I commonly review the cholesterol panel of individuals after their doctor prescribes statin therapy for elevated cholesterol. Invariably, patients and physicians focus on the total cholesterol and LDL values when determining the risk for the development of coronary artery disease. Statin drugs are frequently started when the LDL or total cholesterol value is high, even at an elevated HDL level. I believe that this approach may be a mistake for many patients. Before instituting statin use, It is essential to understand the value of all lipid profile components in predicting risk.
One of the most important things I emphasize in assessing each patient under my care is to look at the total patient rather than the individualized lab results. Physicians must look at the patient rather than the computer screen and the laboratory results. It is an essential part of an integrative care model.
Each individual needs to look at any health intervention (such as a statin drug) from the longevity and health span standpoint. If I have a patient who is following a healthy diet, is a non-smoker, exercises regularly, and is getting quality sleep and stress reduction, I am much less inclined to focus on statin therapy or LDL value in isolation.
Each patient is worried about their risk of having a cardiac event. I define an event as a heart attack, a need for coronary angioplasty/stent, or a need for bypass surgery. Lifestyle interventions are dramatically more beneficial when compared to statin therapy. Nonetheless, patients and doctors have been brainwashed to worry about the total cholesterol and LDL values. The reflex approach to these elevated values is to prescribe a statin drug no matter the other positive health parameters that may be present. My purpose is to alleviate that worry.
The risk of a cardiac event is most strongly linked to the triglyceride/HDL ratio. This risk predictor has been clearly defined in multiple studies. A triglyceride/HDL ratio of four to one or greater is concerning. My goal for patients is to get their triglyceride HDL ratio to less than two. This ratio is valuable because it is also a good predictor of the presence of small, dense LDL particles. The small, dense LDL is the most dangerous in provoking coronary artery lesions. The lower the ratio, the less likely the presence of these hazardous small particles. In addition, the triglyceride/HDL ratio is also a good predictor of insulin resistance. The likelihood of insulin resistance is much lower when the ratio is less than two to one.
Statins have no significant impact on triglyceride levels. Some statins may blunt or reduce the HDL. Although statins will lower the total cholesterol and LDL values, their effect can be blunted by reduced HDL.
The most effective ways to positively impact the triglyceride/HDL ratio are to focus on regular exercise, reducing carbohydrate intake, and progressive weight loss. Time-restricted eating and intermittent fasting will also have some benefits. I often recommend the addition of fish oil as a way of reducing triglyceride values. An added value of fish oil supplementation is a modest increase in HDL. Some physicians express concern that fish oil may elevate the LDL, but I am not concerned. The benefit of triglyceride/HDL ratio and the associated reduction in cardiac “event” risk seems much more critical. In many studies, I also believe fish oil supplementation dosing is inadequate. A higher dose of fish oil in the form of DHA and EPA in the range of 2-3 g combined appears to have significant benefits. These benefits also extend to the effect of omega-3 fish oil on brain cognition and inflammation. Many patients have noticed a considerable improvement in their inflammatory arthritis complaints when they combine fish oil with glucosamine sulfate.
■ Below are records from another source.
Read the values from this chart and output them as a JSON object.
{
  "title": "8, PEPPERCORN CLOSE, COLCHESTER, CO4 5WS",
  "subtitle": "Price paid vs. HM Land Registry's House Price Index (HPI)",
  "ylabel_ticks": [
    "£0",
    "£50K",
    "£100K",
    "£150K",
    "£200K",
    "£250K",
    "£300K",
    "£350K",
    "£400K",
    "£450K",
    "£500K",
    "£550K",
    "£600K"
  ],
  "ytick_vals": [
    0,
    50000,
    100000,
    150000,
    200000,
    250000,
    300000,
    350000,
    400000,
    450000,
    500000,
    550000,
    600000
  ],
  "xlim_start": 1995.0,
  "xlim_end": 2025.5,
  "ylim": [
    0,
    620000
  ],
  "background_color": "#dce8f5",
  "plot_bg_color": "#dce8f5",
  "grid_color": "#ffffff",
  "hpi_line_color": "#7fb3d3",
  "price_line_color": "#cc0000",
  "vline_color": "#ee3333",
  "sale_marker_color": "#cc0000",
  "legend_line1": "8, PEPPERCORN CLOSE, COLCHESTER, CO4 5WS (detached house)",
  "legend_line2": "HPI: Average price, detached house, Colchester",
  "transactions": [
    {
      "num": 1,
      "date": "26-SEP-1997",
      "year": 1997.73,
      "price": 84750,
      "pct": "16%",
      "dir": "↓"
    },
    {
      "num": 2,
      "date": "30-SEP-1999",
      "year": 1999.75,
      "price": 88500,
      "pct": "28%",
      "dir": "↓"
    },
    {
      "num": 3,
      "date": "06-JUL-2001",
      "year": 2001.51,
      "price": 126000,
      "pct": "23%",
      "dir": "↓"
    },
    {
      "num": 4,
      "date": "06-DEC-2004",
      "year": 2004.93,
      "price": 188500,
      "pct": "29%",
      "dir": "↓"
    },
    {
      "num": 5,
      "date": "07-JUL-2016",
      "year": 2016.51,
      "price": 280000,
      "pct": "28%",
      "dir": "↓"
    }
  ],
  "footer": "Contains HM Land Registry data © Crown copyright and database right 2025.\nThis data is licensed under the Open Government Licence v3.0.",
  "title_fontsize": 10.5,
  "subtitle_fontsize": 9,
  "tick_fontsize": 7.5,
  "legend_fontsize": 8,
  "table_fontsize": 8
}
There are ways to measure the size of the LDL particles, and these advanced lipid profile parameters can be quite beneficial, but they are somewhat costly. They can be confusing to interpret for some patients and physicians. I generally recommend these advanced lipid profiles only in higher-risk patients. I encourage patients to obtain an HS-CRP level, a marker of vascular inflammation. If their values are normal, I am much less inclined to consider statin therapy. An Apolipoprotein B level can also be obtained but is not often as valuable when the triglyceride/HDL ratio is less than two to one.
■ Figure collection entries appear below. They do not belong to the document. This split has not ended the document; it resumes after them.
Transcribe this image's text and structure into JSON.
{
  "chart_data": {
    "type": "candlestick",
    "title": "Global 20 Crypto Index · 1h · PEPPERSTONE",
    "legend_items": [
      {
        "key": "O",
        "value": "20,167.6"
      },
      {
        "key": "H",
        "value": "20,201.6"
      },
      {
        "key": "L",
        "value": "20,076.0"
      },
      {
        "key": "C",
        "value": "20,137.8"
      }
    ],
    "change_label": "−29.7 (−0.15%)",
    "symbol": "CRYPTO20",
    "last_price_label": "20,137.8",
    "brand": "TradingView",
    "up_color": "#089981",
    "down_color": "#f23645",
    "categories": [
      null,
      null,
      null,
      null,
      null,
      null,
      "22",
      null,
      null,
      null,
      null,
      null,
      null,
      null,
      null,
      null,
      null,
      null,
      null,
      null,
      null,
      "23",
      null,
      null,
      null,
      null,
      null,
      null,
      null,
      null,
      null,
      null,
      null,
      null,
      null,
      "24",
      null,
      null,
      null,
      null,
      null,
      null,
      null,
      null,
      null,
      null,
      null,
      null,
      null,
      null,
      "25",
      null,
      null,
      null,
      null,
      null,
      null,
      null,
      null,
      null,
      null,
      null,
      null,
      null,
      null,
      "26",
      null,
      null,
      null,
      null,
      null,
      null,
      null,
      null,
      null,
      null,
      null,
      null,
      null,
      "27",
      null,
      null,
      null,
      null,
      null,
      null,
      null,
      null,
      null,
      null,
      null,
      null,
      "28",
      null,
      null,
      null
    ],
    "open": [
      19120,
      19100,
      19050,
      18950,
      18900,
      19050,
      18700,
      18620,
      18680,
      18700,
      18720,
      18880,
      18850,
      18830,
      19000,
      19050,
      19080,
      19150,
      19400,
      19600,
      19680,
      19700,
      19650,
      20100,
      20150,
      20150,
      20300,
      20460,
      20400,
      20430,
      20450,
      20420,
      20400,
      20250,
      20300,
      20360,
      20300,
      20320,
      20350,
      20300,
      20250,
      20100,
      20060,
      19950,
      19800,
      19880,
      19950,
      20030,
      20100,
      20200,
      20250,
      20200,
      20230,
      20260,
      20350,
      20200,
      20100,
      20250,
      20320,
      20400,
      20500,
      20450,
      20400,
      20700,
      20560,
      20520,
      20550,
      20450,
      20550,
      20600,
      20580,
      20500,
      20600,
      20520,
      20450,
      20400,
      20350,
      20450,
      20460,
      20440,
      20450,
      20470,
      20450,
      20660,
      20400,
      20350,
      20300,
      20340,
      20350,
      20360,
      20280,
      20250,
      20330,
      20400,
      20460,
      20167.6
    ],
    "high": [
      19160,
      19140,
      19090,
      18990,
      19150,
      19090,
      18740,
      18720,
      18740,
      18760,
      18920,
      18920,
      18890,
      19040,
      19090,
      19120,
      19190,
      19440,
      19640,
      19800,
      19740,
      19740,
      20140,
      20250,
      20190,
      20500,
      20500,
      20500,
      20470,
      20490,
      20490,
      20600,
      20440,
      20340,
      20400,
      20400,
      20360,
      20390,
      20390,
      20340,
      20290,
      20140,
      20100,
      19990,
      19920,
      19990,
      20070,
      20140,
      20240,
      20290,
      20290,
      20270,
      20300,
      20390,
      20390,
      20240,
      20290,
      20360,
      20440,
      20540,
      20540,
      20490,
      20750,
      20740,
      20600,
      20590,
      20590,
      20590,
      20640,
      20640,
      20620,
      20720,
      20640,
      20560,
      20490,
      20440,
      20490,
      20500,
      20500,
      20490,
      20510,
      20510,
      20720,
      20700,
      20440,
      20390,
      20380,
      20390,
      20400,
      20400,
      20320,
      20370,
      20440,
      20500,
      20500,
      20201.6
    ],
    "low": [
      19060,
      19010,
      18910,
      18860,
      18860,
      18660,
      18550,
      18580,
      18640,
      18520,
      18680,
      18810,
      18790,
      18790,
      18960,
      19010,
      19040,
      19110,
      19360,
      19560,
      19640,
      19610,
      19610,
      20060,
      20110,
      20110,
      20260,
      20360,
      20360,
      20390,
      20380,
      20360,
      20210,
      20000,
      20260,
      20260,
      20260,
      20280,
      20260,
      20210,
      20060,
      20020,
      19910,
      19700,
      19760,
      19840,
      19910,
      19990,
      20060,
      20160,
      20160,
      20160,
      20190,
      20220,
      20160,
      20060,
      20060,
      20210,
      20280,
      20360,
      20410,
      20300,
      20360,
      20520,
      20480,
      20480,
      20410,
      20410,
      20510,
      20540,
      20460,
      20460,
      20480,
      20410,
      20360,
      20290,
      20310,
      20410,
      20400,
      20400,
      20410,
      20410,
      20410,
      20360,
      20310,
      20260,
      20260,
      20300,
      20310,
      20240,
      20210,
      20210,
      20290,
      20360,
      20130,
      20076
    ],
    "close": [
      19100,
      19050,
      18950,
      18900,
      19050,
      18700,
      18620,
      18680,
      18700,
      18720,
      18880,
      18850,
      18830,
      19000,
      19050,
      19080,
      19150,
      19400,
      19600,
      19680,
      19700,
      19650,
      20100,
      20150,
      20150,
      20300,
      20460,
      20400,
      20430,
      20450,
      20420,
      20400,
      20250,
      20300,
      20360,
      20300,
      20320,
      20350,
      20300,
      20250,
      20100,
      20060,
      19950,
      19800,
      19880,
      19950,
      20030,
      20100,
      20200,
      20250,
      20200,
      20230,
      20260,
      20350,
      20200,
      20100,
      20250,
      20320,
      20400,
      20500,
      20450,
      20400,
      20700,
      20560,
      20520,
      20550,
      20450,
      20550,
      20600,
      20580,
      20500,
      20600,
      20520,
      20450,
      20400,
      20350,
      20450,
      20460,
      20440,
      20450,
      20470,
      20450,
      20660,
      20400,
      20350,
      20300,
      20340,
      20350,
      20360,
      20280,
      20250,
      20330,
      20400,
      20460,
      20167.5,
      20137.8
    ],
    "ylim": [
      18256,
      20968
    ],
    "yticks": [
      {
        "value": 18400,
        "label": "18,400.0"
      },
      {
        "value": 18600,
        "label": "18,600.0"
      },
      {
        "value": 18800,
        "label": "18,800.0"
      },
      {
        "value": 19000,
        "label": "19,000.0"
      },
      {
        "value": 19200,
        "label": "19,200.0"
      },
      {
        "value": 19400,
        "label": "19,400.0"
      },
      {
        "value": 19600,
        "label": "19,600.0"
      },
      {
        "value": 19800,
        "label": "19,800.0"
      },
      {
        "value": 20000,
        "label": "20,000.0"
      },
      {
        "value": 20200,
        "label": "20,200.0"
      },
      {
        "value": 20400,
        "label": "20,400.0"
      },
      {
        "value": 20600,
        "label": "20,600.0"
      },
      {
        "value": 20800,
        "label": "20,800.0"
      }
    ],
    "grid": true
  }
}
I am optimistic with patients regarding their lipid parameters when their triglyceride/HDL ratio is less than 4:1. I allow them to make lifestyle adjustments over three months to determine if they can alter their risk. I am much less concerned about total cholesterol and LDL values unless they are highly elevated. I also believe there are very effective ways to improve the triglyceride HDL ratio that are easily implemented and effective.
I recommend an advanced lipid profile in patients who cannot improve their triglyceride/HDL ratio. In the hands of capable physicians, alternative treatments to statin therapy can still be undertaken.
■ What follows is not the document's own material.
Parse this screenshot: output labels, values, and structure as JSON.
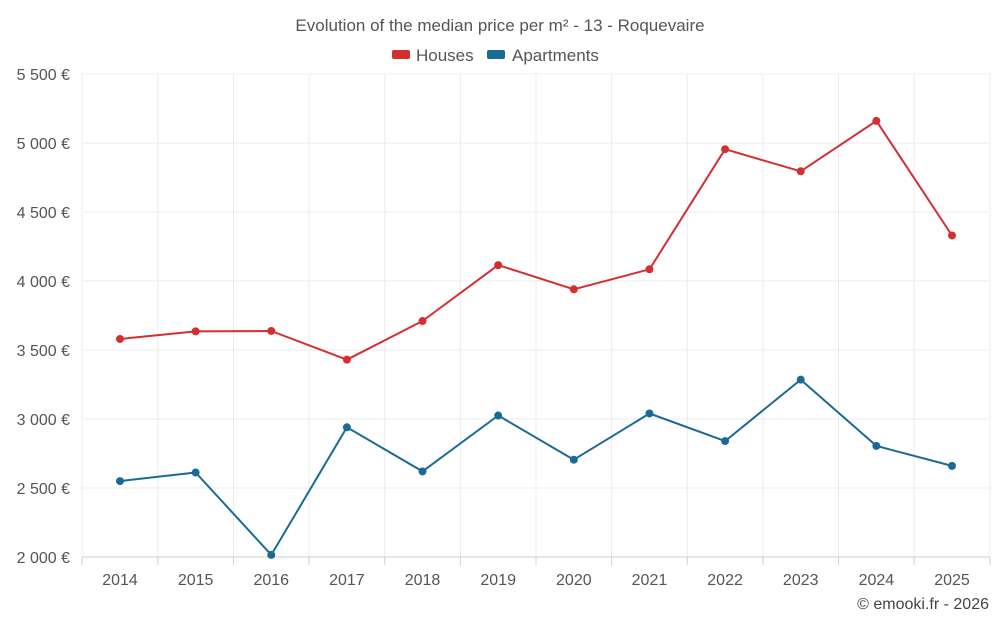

The stress provoked by a misdirected interpretation of standard lipid profiles can be alleviated by better understanding the actual risk prediction factors already present in this simple and easily obtained blood test. I have cared for a significant number of patients who have undertaken some simple lifestyle changes that have resulted in a dramatic improvement in their triglyceride/HDL ratio. These lifestyle changes have also reduced their long-term risk of developing symptomatic coronary artery disease. Importantly, it requires motivation and good collaboration between patient and physician. Still, there are very effective ways to treat long-term cardiovascular risk that do not necessarily require the use of statin drugs. Focusing on ways to improve the Triglyceride/HDL is a great way to avoid drugs and enjoy better heart health. Today is the day to start making this change!